Corporate Social Investment

IDC's R5.6m boost for future scientists from disadvantaged schools

handover1 300Acting Divisional Executive: Corporate Affairs, Shakeel Meer, handing over a cheque for R5.6-million to Wits University Vice-Chancellor Adam Habib at the university's Braamfontein campus on Wednesday, 15 April.April 2015

A R5.6-million donation will enable 50 talented learners from IDC-adopted schools to acquire the savvy and skills they will need to succeed in science, technology and engineering at university level

The Industrial Development Corporation (IDC) has donated R5.6-million to Wits University's Targeting Talent Programme, which provides vital pre-university enrichment support to enable talented learners from underprivileged schools to study science, technology and engineering at university level.

The funding will enable 50 academically talented learners, selected from the IDC's 20 adopted schools countrywide, to embark on a three-year programme designed to help them overcome the disadvantages of their background in order to realise their full academic potential.

The programme provides both the learners and their teachers with supplementation and enrichment programmes.

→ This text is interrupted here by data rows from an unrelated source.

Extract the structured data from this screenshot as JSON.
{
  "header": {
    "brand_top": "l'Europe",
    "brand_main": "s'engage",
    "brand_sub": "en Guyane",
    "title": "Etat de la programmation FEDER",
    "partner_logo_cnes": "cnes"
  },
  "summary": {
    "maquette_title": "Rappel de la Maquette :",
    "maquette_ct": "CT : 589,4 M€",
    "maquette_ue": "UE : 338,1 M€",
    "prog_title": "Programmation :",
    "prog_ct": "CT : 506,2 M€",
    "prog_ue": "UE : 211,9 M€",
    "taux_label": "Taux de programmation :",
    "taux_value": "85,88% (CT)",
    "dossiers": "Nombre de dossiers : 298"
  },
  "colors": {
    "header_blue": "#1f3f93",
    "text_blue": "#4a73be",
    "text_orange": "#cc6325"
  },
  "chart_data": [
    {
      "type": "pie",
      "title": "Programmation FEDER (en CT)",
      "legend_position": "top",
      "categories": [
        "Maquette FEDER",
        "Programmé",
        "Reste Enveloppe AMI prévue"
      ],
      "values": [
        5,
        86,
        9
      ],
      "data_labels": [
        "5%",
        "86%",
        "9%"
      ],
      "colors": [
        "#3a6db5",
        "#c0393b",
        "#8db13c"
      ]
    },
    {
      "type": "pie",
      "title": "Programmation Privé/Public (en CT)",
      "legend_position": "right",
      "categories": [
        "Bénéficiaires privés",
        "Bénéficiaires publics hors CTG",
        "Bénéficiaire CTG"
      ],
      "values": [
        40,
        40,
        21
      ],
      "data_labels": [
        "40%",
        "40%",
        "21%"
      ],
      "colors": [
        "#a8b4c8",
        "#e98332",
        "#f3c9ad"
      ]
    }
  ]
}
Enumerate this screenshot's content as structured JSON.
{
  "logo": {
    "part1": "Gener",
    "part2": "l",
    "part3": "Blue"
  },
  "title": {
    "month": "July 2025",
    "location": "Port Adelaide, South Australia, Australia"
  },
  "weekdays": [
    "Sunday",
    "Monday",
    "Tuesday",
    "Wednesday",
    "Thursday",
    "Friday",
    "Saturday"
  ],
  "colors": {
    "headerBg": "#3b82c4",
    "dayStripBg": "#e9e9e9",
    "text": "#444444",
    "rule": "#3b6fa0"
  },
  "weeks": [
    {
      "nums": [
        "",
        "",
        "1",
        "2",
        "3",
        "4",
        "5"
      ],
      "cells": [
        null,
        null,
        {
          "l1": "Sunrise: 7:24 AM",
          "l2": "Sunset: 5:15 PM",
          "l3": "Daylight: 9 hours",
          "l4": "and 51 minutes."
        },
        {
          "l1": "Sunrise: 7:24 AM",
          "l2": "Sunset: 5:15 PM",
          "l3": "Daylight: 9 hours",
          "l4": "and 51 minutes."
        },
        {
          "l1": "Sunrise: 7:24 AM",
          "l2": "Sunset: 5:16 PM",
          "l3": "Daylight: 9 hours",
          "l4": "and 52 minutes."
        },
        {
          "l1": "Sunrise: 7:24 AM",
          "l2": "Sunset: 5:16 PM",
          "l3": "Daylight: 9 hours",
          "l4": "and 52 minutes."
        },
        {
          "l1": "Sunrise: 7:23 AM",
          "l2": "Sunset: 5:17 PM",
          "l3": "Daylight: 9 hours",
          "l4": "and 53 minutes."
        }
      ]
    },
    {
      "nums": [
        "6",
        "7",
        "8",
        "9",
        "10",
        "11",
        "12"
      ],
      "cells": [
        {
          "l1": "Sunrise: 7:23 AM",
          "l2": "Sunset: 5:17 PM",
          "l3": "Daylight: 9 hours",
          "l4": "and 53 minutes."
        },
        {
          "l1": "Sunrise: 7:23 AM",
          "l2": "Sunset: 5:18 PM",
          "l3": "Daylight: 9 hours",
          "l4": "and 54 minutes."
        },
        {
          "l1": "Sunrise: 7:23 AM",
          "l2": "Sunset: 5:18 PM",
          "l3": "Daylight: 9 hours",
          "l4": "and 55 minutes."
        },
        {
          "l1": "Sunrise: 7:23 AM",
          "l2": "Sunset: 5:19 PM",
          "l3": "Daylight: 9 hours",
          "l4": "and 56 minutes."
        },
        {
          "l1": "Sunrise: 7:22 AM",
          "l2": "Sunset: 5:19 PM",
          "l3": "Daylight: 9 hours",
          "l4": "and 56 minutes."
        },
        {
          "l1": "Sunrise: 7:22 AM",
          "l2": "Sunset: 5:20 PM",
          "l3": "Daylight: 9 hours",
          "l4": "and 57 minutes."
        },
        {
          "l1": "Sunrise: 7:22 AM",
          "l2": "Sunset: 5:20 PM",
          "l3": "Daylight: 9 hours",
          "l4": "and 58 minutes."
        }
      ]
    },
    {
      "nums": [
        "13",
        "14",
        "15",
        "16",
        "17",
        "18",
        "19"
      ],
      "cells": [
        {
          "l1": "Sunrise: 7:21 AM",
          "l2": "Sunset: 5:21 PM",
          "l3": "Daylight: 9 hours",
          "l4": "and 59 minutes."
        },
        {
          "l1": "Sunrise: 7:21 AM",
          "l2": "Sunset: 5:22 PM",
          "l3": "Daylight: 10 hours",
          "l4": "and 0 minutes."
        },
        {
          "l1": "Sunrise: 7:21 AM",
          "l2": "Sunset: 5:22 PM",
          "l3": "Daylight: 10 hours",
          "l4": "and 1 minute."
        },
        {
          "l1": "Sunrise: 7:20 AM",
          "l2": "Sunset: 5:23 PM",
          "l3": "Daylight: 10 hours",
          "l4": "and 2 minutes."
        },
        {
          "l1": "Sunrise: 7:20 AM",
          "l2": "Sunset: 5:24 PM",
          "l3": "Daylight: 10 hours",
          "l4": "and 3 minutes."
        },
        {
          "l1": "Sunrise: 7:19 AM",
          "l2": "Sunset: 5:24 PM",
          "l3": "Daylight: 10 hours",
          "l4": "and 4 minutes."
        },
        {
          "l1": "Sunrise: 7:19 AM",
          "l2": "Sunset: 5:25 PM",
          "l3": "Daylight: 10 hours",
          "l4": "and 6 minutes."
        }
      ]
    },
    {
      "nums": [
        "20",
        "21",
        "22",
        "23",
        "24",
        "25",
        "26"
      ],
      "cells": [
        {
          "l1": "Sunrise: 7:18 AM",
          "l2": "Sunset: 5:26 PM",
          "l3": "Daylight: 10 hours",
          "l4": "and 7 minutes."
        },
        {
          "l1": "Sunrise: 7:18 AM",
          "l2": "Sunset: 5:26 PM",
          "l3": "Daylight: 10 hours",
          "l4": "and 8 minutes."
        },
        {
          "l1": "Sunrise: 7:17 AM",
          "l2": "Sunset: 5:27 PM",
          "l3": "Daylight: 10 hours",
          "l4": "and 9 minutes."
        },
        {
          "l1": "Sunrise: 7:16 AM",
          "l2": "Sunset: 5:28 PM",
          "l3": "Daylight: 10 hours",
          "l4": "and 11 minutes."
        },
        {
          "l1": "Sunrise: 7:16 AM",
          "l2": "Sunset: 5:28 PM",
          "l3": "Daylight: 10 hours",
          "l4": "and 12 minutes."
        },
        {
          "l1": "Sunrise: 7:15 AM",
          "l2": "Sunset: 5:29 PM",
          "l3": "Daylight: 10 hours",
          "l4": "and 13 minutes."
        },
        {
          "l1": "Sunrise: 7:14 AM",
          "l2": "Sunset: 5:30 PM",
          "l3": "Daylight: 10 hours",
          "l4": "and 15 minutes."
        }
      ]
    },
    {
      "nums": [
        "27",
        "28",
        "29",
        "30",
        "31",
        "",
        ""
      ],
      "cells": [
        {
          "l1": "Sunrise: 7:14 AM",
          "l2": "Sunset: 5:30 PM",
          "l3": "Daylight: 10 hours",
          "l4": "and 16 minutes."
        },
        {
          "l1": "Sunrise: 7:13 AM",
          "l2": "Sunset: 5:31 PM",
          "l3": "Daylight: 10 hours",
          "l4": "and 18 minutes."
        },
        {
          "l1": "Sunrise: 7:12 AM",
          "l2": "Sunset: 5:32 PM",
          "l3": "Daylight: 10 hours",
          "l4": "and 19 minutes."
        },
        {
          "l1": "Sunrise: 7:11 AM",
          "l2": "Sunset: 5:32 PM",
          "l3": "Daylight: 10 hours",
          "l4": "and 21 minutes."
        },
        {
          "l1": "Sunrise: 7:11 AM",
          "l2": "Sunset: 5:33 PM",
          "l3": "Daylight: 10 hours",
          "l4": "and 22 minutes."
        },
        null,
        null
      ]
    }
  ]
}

The programme also includes workshops for the learners’ families to provide crucial information in order for them to give the necessary support.

The IDC's Divisional Executive: Chemicals and Textiles Industries and acting Divisional Executive: Corporate Affairs, Shakeel Meer, handed a cheque for R5.6-million to Wits University Vice-Chancellor Adam Habib at the university's Braamfontein campus on Wednesday, 15 April.

'We need the right skills to build these industries'

handover2 300Speaking at the handing over, Meer said the Targeting Talent Programme played a crucial role in nurturing urgently needed skills in science, engineering and technology in South Africa.

"We need people with the right skills and education to build our industries," he said, adding that the IDC was working with a number of technical colleges in the country to provide assistance with practical training for students.

The programme would also help to overcome historical imbalances in the country, Meer said. "We want to assist learners from underprivileged backgrounds, and that is why I think it is appropriate to keep supporting this programme."

The IDC first gave its backing to the programme in 2011, sponsoring a group of 21 promising learners from rural Limpopo province to take part in the three-year programme. All 21 learners successfully graduated from the programme in 2013, and 18 of them went on to study at university or technical college level.

Bridging the boundaries between past and the future

Professor Habib said he was thrilled that the IDC and Wits were advancing their partnership on an initiative that was bridging the boundaries between the past and future South Africa.

"This is a fantastic partnership that will create human resources that are relevant to the country’s development," Habib said. "This initiative creates hope in our ability to transform our society."

Zena Richards, director of the university's Student Equity and Talent Management unit, said that the programme worked by exposing underprivileged learners to the social capital required for success, while teaching them different kinds of skills for critical thinking and engagement.

"The biggest challenge is to sustain the funding for this type of programme, so that the lessons we have learnt and the products we have developed are sustained.," Richards said.

The Targeting Talent Programme was launched in 2007 in partnership with the Goldman Sachs Foundation and the Telkom Foundation. The majority of the 1 163 learners who have since graduated from the programme are currently studying at various universities in faculties of science, engineering and built environment, and commerce, law and management.